Penso numa cidade quase Andradina
De trinta anos atrás, ruas de terra vermelha
Jardins nas casas pintadas de cal,
As meninas carregando latas d’água
Vestidos de chita florida, pequenas onze horas
Nos dias longos de chuva e sol.
Penso, mas logo me surge um certa poeira
Um vapor vermelho, que não defino bem, não sei se é o tempo
Ou se é minha memória que já não traduz
Com exatidão as imagens amareladas.
Vejo alguém andando na poeira, sob o sol de trinta graus
Tão comum em Andradina, no bairro de Santa Cecília
Próximo ao campo de aviação,
Alguém descalço, menino moreno com estilingue na mão, olhando boquiaberto
Os pés de mamona invadidos pelos passarinhos.

(Do livro "Soldado à beira da fuga", Editora Alaúde, 2005)
http://www.livrariaphylos.com.br/

sexta-feira, dezembro 01, 2006

Outsider

Quinta. Acordo com dores, olheiras, desenhos inúteis nas mãos de poeta, sem luz na janela, o dia já cheirando a mofo. Dia após dia construo o homem dentro de camadas de gelo, às vezes deteriorado, às vezes tendo no rosto um sorriso cínico de quem já não tem mais fé. Bebo quantidades enormes de água. Talvez me limpe, talvez meu coração fique alvo como a neve que nunca vi, talvez fique singularmente triste, talvez fique pesado como calhamaços de poemas infelizes. Tenho pouca fé, homem que escorrega e não tem uma escada qualquer, nem corrimão que ampare. Talvez seja tudo um jogo, talvez as cartas todas sejam um blefe, tese conceitual leibniziana com gosto de Bourbon. Coisas se arrastam, tateio, luto, persisto. O dia insiste em me levar, insiste, ó deus, em me fazer levantar e abrir as persianas. (Jean-Luc Ponty em cada unidade do meu ser o som eletrônico, o cd já arranhado de tanto tocar). O terno me espera, a gravata. Cedo partirei, e as ruas serão mapas sem significado nenhum, apenas garatujas de um escritor louco escrevendo sobre a cidade. Minha única chance sou eu mesmo. A ânsia de viver é mais forte que a textura ínfima da luz. De vez em quando rio, sem saber exatamente o porquê. Mas rio assim mesmo, dos mendigos, dos carros, trânsito violento das notícias apavorantes que me dizem menos cada vez menos, cada vez menos. Além de mim o vasto mar de prédios, brancas estruturas de aço, lâminas, flechas fincadas sobre o solo de Deus. Ferido, continuo; ferido, mantenho os olhos fixos nas janelas da vida na mulher, na criança de rua, suja e desesperada. Como a vida. Meu pai, qual é a solução desse enigma?

Uma floresta e um reino

Vivo sozinho. O meu quarto não tem a alegria floral de uma jarra fagueira”.
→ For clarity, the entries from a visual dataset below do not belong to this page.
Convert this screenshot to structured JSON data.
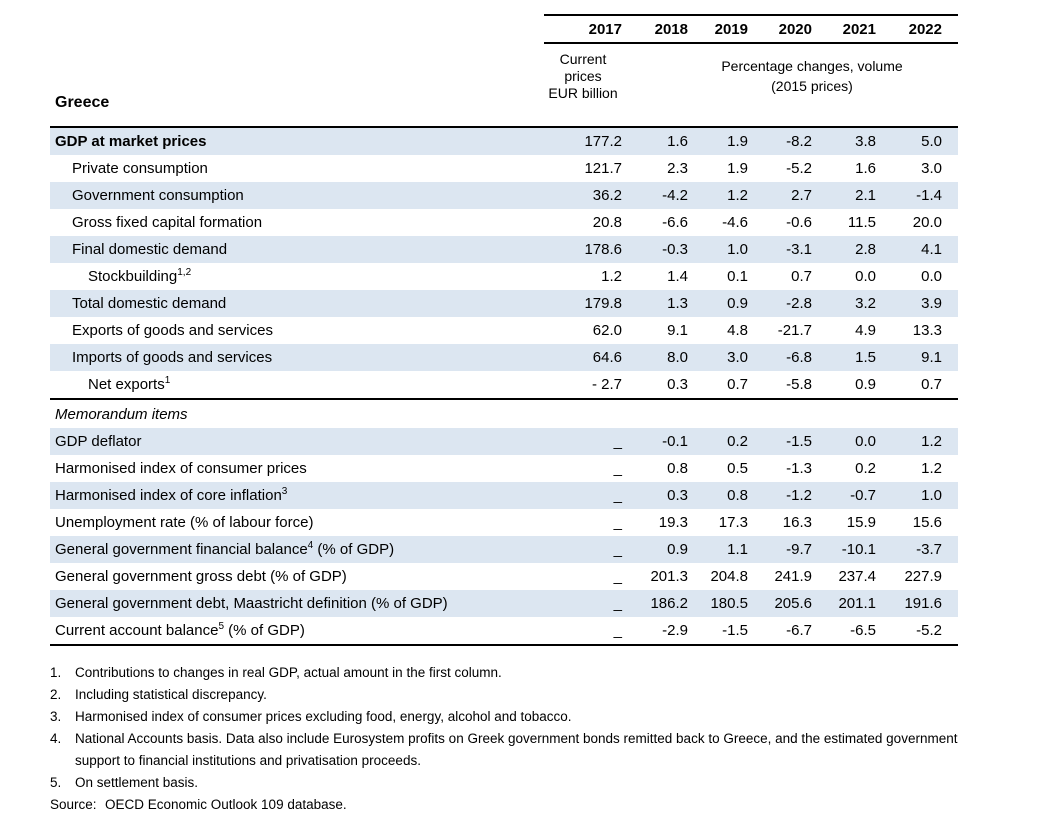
{
  "table": {
    "title": "Greece",
    "years": [
      "2017",
      "2018",
      "2019",
      "2020",
      "2021",
      "2022"
    ],
    "subheader": {
      "current_prices": "Current\nprices\nEUR billion",
      "percentage_changes": "Percentage changes, volume\n(2015 prices)"
    },
    "rows": [
      {
        "label": "GDP at market prices",
        "bold": true,
        "indent": 0,
        "shaded": true,
        "values": [
          "177.2",
          "1.6",
          "1.9",
          "-8.2",
          "3.8",
          "5.0"
        ]
      },
      {
        "label": "Private consumption",
        "indent": 1,
        "shaded": false,
        "values": [
          "121.7",
          "2.3",
          "1.9",
          "-5.2",
          "1.6",
          "3.0"
        ]
      },
      {
        "label": "Government consumption",
        "indent": 1,
        "shaded": true,
        "values": [
          "36.2",
          "-4.2",
          "1.2",
          "2.7",
          "2.1",
          "-1.4"
        ]
      },
      {
        "label": "Gross fixed capital formation",
        "indent": 1,
        "shaded": false,
        "values": [
          "20.8",
          "-6.6",
          "-4.6",
          "-0.6",
          "11.5",
          "20.0"
        ]
      },
      {
        "label": "Final domestic demand",
        "indent": 1,
        "shaded": true,
        "values": [
          "178.6",
          "-0.3",
          "1.0",
          "-3.1",
          "2.8",
          "4.1"
        ]
      },
      {
        "label": "Stockbuilding",
        "sup": "1,2",
        "indent": 2,
        "shaded": false,
        "values": [
          "1.2",
          "1.4",
          "0.1",
          "0.7",
          "0.0",
          "0.0"
        ]
      },
      {
        "label": "Total domestic demand",
        "indent": 1,
        "shaded": true,
        "values": [
          "179.8",
          "1.3",
          "0.9",
          "-2.8",
          "3.2",
          "3.9"
        ]
      },
      {
        "label": "Exports of goods and services",
        "indent": 1,
        "shaded": false,
        "values": [
          "62.0",
          "9.1",
          "4.8",
          "-21.7",
          "4.9",
          "13.3"
        ]
      },
      {
        "label": "Imports of goods and services",
        "indent": 1,
        "shaded": true,
        "values": [
          "64.6",
          "8.0",
          "3.0",
          "-6.8",
          "1.5",
          "9.1"
        ]
      },
      {
        "label": "Net exports",
        "sup": "1",
        "indent": 2,
        "shaded": false,
        "values": [
          "- 2.7",
          "0.3",
          "0.7",
          "-5.8",
          "0.9",
          "0.7"
        ]
      }
    ],
    "memorandum": {
      "title": "Memorandum items",
      "rows": [
        {
          "label": "GDP deflator",
          "indent": 0,
          "shaded": true,
          "values": [
            "_",
            "-0.1",
            "0.2",
            "-1.5",
            "0.0",
            "1.2"
          ]
        },
        {
          "label": "Harmonised index of consumer prices",
          "indent": 0,
          "shaded": false,
          "values": [
            "_",
            "0.8",
            "0.5",
            "-1.3",
            "0.2",
            "1.2"
          ]
        },
        {
          "label": "Harmonised index of core inflation",
          "sup": "3",
          "indent": 0,
          "shaded": true,
          "values": [
            "_",
            "0.3",
            "0.8",
            "-1.2",
            "-0.7",
            "1.0"
          ]
        },
        {
          "label": "Unemployment rate (% of labour force)",
          "indent": 0,
          "shaded": false,
          "values": [
            "_",
            "19.3",
            "17.3",
            "16.3",
            "15.9",
            "15.6"
          ]
        },
        {
          "label": "General government financial balance",
          "sup": "4",
          "suffix": " (% of GDP)",
          "indent": 0,
          "shaded": true,
          "values": [
            "_",
            "0.9",
            "1.1",
            "-9.7",
            "-10.1",
            "-3.7"
          ]
        },
        {
          "label": "General government gross debt (% of GDP)",
          "indent": 0,
          "shaded": false,
          "values": [
            "_",
            "201.3",
            "204.8",
            "241.9",
            "237.4",
            "227.9"
          ]
        },
        {
          "label": "General government debt, Maastricht definition (% of GDP)",
          "indent": 0,
          "shaded": true,
          "values": [
            "_",
            "186.2",
            "180.5",
            "205.6",
            "201.1",
            "191.6"
          ]
        },
        {
          "label": "Current account balance",
          "sup": "5",
          "suffix": " (% of GDP)",
          "indent": 0,
          "shaded": false,
          "values": [
            "_",
            "-2.9",
            "-1.5",
            "-6.7",
            "-6.5",
            "-5.2"
          ]
        }
      ]
    }
  },
  "footnotes": [
    {
      "num": "1",
      "text": "Contributions to changes in real GDP, actual amount in the first column."
    },
    {
      "num": "2",
      "text": "Including statistical discrepancy."
    },
    {
      "num": "3",
      "text": "Harmonised index of consumer prices excluding food, energy, alcohol and tobacco."
    },
    {
      "num": "4",
      "text": "National Accounts basis. Data also include Eurosystem profits on Greek government bonds remitted back to Greece, and the estimated government support to financial institutions and privatisation proceeds."
    },
    {
      "num": "5",
      "text": "On settlement basis."
    }
  ],
  "source": {
    "label": "Source:",
    "text": "OECD Economic Outlook 109 database."
  },
  "colors": {
    "row_shade": "#dce6f1",
    "rule": "#000000"
  }
}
Murmurações, Menotti Del Picchia, Edição de 1958

Não há beleza nenhuma neste reino. Sempre o mesmo silêncio desenhado,
passos que vão ninguém sabe para onde, murmúrios do lado de fora,
gente rindo, um cão que late ao longe.
(Vida chata tem os cães à espera de um afago do dono).
É como se fosse uma floresta imensa cercada de muros, escuras fontes, caçadores
andando em busca de água e olhando as frestas das árvores milenares.
Não há beleza neste reino caótico de chuvas, relâmpagos e trovões, cavalos correndo,
cavaleiros pálidos trajando negras capas. Não há nada, não há nada que se perpetue
neste reino onde me limito e onde estacas atravessam-me.
(Como demoram a passar estas horas).